Many organizations want to get the benefits from a new approach to software development without having to change anything. This happens all the time and is why it is sometimes necessary to talk about the difference between the espoused process and the actual process. My experience has been that the larger the gap between the espoused process and the actual process, the more stressed the team.

— Pete McBreen, Questioning Extreme Programming, Chapter 15

5
Dec

Is The Cost of Change Really Low?

by Tony in Questioning XP

The original evidence for an exponential cost of change came from Boehm’s book Software Engineering Economics. What most people miss when they read this reference is that there are actually two lines on the famous graph. One supports the well known assertion that various factors combine to “make the error typically 100 times more expensive to correct in the maintenance phase on large projects than in the requirements phase.” There is also a dotted line of the graph that shows data from two smaller, less formal projects. Boehm states, “Although the effect for smaller projects is less pronounced, the 4:1 escalation in costs-to-fix between the requirements phase and the integration and test phase supports the premise.”

Interestingly, even Boehm suggests that sometimes “it may be more cost-effective to proceed with development of a first-cut prototype product rather than spend more effort pinning down requirements in full details … An even stronger case for the prototype approach can be made for small, informal projects with their 4-6:1 cost-to-fix increase, and for problem domains in which rapid prototyping capabilities are available.”

I would contend that modern object-oriented development environments are way more powerful and productive than the prototyping environments that were available back in 1981. Couple this with the Test First Development practices and it would be easy to imagine that a team could do better than a 4:1 cost-to-fix increase.

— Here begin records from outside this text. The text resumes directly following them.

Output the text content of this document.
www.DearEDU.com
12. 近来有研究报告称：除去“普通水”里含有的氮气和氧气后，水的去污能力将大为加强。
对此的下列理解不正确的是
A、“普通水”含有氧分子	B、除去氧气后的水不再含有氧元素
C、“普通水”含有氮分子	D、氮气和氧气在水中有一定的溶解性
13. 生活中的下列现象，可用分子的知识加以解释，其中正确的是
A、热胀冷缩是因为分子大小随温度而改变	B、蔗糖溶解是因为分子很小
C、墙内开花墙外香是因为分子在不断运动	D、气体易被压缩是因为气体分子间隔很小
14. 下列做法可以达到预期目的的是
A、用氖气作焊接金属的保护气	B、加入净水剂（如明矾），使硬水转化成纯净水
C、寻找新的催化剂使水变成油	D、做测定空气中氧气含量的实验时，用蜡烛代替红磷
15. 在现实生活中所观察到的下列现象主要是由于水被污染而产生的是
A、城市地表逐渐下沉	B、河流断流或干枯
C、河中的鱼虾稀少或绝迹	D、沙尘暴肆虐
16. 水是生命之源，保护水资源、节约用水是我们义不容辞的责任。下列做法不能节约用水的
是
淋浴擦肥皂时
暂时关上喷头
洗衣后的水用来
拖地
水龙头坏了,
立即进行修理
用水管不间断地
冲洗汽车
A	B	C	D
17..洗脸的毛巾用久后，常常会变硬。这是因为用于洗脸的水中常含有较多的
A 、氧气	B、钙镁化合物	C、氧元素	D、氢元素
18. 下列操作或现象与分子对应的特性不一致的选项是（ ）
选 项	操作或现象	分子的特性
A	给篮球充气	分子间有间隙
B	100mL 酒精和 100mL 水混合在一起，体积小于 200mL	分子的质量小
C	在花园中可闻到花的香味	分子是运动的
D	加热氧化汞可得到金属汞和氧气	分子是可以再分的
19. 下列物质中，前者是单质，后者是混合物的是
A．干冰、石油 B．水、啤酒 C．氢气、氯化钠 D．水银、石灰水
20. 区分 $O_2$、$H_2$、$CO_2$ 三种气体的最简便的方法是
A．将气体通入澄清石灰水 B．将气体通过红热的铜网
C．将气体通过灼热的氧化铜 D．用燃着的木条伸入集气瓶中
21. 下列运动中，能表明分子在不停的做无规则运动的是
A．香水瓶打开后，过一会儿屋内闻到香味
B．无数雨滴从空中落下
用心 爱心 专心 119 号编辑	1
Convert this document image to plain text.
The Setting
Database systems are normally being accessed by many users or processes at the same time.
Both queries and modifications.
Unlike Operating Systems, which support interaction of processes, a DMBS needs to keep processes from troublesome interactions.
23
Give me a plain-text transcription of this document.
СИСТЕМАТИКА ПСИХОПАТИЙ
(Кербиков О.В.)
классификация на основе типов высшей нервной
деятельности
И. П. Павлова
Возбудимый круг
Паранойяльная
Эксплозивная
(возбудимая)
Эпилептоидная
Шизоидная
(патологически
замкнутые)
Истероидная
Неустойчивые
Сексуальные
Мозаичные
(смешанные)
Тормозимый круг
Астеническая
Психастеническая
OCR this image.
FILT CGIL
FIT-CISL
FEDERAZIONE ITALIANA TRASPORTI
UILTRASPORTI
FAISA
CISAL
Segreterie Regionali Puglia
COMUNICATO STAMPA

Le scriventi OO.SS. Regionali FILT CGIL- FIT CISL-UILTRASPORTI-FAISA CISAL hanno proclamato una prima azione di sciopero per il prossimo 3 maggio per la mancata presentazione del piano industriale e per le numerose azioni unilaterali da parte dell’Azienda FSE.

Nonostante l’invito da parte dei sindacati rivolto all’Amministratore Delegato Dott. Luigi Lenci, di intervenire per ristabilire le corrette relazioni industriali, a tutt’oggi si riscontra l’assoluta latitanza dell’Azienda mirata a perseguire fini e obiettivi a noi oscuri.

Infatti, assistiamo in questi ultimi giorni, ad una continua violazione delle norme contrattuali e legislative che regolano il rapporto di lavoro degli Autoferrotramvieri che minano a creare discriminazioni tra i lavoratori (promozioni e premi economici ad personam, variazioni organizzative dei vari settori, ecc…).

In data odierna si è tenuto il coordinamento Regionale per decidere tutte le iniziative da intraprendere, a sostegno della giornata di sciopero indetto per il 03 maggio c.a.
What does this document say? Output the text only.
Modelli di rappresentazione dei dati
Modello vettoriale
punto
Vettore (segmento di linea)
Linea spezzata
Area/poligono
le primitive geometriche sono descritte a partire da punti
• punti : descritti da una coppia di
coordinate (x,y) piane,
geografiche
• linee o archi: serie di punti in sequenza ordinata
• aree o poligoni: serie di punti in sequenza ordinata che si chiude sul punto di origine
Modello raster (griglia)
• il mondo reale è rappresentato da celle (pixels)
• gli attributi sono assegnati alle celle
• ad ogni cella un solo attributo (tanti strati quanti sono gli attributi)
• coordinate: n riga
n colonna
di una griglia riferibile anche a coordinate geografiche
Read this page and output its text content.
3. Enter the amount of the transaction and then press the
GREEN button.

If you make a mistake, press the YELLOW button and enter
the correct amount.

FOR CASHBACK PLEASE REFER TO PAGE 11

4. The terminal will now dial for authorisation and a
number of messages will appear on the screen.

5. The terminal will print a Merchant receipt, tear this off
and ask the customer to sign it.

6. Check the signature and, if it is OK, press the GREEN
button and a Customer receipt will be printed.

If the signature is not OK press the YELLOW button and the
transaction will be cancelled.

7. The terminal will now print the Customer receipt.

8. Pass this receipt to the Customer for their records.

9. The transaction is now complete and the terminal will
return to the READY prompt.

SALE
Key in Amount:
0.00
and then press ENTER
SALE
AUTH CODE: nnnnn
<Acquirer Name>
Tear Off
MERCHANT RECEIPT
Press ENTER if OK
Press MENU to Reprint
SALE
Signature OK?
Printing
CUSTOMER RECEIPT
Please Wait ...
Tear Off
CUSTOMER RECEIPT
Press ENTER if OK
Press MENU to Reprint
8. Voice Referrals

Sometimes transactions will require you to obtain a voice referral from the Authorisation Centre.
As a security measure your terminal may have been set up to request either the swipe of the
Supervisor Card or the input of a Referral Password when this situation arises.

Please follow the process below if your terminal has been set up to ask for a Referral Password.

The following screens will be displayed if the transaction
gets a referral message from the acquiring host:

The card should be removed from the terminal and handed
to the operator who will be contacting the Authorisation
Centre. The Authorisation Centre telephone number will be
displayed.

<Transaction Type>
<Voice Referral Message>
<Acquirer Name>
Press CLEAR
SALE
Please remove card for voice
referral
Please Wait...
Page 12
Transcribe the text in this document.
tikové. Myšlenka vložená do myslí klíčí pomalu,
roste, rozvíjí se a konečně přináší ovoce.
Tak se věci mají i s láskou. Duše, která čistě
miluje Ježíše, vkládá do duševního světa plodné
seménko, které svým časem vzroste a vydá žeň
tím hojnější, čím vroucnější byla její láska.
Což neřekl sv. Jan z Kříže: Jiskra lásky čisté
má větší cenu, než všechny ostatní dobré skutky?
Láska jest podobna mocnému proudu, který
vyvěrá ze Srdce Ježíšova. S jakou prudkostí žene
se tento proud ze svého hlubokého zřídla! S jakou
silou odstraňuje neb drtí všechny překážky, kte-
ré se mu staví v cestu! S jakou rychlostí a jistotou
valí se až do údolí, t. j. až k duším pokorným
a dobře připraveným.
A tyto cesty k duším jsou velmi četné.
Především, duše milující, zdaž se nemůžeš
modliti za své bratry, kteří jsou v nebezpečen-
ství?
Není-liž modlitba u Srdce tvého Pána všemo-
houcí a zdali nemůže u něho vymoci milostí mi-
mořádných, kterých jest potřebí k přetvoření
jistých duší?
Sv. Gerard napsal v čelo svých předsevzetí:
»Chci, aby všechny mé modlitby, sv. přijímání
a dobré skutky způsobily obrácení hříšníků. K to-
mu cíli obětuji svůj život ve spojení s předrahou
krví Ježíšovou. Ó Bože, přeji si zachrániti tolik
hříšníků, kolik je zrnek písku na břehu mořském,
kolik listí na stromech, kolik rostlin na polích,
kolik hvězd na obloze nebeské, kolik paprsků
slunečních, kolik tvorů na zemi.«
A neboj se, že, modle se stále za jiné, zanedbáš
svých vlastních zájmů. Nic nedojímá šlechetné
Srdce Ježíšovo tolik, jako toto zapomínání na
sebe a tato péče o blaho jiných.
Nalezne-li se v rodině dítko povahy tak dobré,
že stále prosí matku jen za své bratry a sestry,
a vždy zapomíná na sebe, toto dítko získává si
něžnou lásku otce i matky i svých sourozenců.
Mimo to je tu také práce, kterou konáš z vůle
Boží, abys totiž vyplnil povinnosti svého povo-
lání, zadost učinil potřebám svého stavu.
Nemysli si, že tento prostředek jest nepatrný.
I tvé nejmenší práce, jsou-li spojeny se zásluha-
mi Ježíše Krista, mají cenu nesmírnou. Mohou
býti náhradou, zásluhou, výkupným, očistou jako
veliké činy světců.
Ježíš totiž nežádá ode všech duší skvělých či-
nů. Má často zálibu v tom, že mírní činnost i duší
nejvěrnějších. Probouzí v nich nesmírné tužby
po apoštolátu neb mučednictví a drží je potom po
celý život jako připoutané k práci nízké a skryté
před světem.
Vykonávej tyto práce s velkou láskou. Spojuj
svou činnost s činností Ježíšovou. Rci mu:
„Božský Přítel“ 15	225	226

— Pete McBreen, Questioning Extreme Programming, Chapter 14

4
Dec

Ideal XP Team Size

by Tony in Questioning XP

Because it is not really feasible to use larger teams in XP, teams have to find a way to delivery more value in the available time. The best way to do this is to follow the advice given by Jim Highsmith: “Start Earlier.” By avoiding wasting month and months during the early inception phases of a project, XP projects effectively start earlier and hence have more time to delivery essential functionality.

I would suggest that XP is best suited to projects with a range of 4 to 12 programmers. The good news is that a great many projects fall in into this range. Organizations are very wary of big projects, so most projects are on the small side. With software development shifting to object-oriented languages, the functionality available in the class libraries has made it easier for small teams to delivery bigger systems. Small teams of developers who really know the class libraries well can be extraordinarily productive by leveraging the power of the existing libraries.

— Pete McBreen, Questioning Extreme Programming, Chapter 13

3
Dec

Checking for Syntax Errors

by Tony in Questioning XP

Traditional software engineering was founded in an era when computers were fantastically expensive and the turnaround on the batch compilation of programs was very slow. Veterans of that era often joke that you could get fired for needing too many compilation runs to get a program working. Even into the middle 1980s, large programs could take several hours to compile. Small wonder programmers got really good at desk checking programs for errors before submitting the code to the compiler.

During the last few years things have changed. Computing power is so cheap that most programs can be recompiled in a few seconds, and it is rare for even large applications to take more than ten minutes to build. Hence, time spent desk checking for syntax errors is now wasted time, because the compiler will find all problems in a few seconds and position the cursor for the programmer to fix the offending line. It is now more effective to let the computer do the work.